Emoji są obecnie tak kluczową częścią naszego języka, że ekolodzy z Uniwersytetu w Mediolanie uważają, że większa różnorodność może pomóc w wzbudzeniu zainteresowania mniej znanymi organizmami i zachęcić do rozmów na temat ochrony przyrody.
Zespół ekologów z Uniwersytetu w Mediolanie przeprowadził niedawno najbardziej wszechstronne na świecie badanie dotyczące flory i fauny Emojipedia, globalny katalog piktogramów uznawanych na arenie międzynarodowej Standard Unicode.
Doszli do wniosku, że tak nie wystarczająca reprezentacja emoji dla kwiatów i flory w porównaniu z innymi tematami.
Na przykład, chociaż istnieją miliony gatunków grzybów, oficjalna biblioteka emoji ma tylko jeden: Amanita muscaria, grzyb z czerwoną czapeczką i białymi plamkami. Istnieje oszałamiająca liczba 180,000 XNUMX gatunków lepidoptera, a ich samotny awatar emoji to typowy niebieski motyl, który nie jest faktycznie wszystko to powszechne.
As Stefano Mamola i jego zespół odkryli, że chociaż obecne emoji przedstawiają dość szeroką gamę zwierząt, nie ma tam zbyt wielu roślin, owadów ani mikroorganizmów.
Stało się to jasne, gdy podzielili wszystkie emoji związane z naturą na konkretną kategorię i odkryli, że istnieje łącznie 112 emoji przedstawiających różne organizmy – 92 zwierzęta, 16 roślin, jeden grzyb i jeden mikroorganizm.

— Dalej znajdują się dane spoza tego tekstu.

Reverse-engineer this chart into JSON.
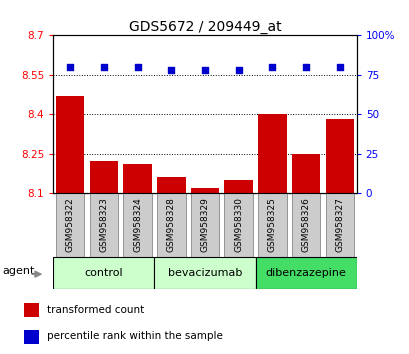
{
  "title": "GDS5672 / 209449_at",
  "samples": [
    "GSM958322",
    "GSM958323",
    "GSM958324",
    "GSM958328",
    "GSM958329",
    "GSM958330",
    "GSM958325",
    "GSM958326",
    "GSM958327"
  ],
  "bar_values": [
    8.47,
    8.22,
    8.21,
    8.16,
    8.12,
    8.15,
    8.4,
    8.25,
    8.38
  ],
  "scatter_values": [
    80,
    80,
    80,
    78,
    78,
    78,
    80,
    80,
    80
  ],
  "bar_color": "#cc0000",
  "scatter_color": "#0000cc",
  "ylim_left": [
    8.1,
    8.7
  ],
  "ylim_right": [
    0,
    100
  ],
  "yticks_left": [
    8.1,
    8.25,
    8.4,
    8.55,
    8.7
  ],
  "yticks_right": [
    0,
    25,
    50,
    75,
    100
  ],
  "ytick_labels_left": [
    "8.1",
    "8.25",
    "8.4",
    "8.55",
    "8.7"
  ],
  "ytick_labels_right": [
    "0",
    "25",
    "50",
    "75",
    "100%"
  ],
  "hlines": [
    8.25,
    8.4,
    8.55
  ],
  "groups": [
    {
      "label": "control",
      "start": 0,
      "end": 3,
      "color": "#ccffcc"
    },
    {
      "label": "bevacizumab",
      "start": 3,
      "end": 6,
      "color": "#ccffcc"
    },
    {
      "label": "dibenzazepine",
      "start": 6,
      "end": 9,
      "color": "#44dd66"
    }
  ],
  "agent_label": "agent",
  "legend_items": [
    {
      "color": "#cc0000",
      "label": "transformed count"
    },
    {
      "color": "#0000cc",
      "label": "percentile rank within the sample"
    }
  ],
  "bar_bottom": 8.1,
  "sample_box_color": "#cccccc",
  "sample_box_edge": "#888888"
}
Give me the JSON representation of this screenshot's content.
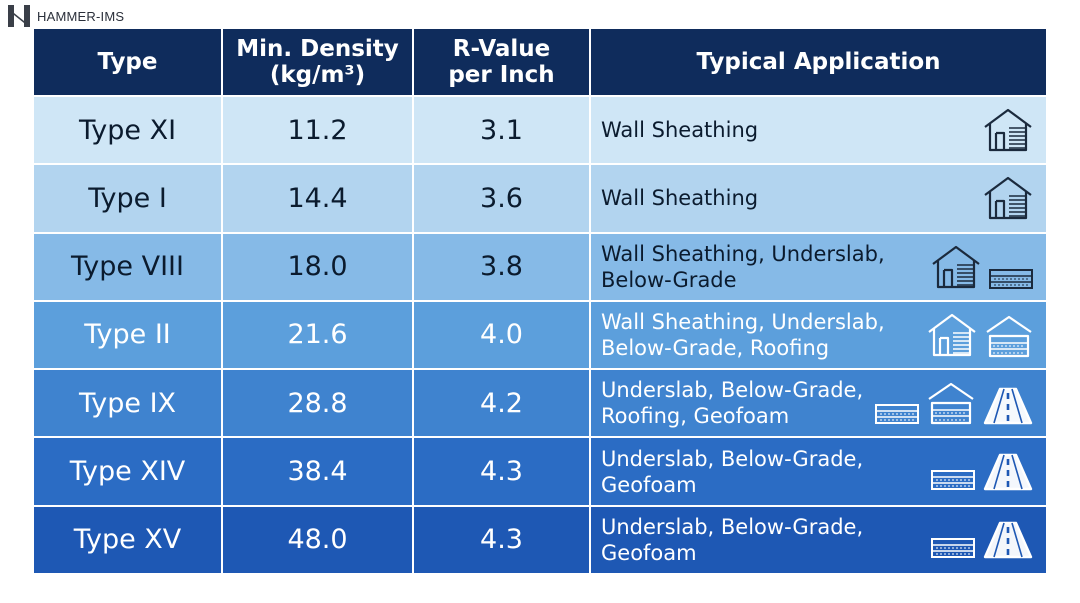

Doszli do wniosku, że w królestwie zwierząt kręgowce były nadreprezentowane, a stawonogi niedostatecznie reprezentowane.
Ponadto pierścienice (robaki i pijawki) były reprezentowane dopiero w 2020 r., parzydełkowe – do 2021 r. i nadal nie ma emoji przedstawiających nicienie lub platyhelminty.
„Dobra reprezentacja drzewa życia w Internecie może pomóc w rozpowszechnianiu przesłania, że różnorodność biologiczna to znacznie więcej niż tylko koty, psy, lwy i pandy” – mówi Mammola. „Istnieje imponująca liczba organizmów i wszystkie, nawet te, które znamy mniej, odgrywają fundamentalną rolę dla naszej planety”.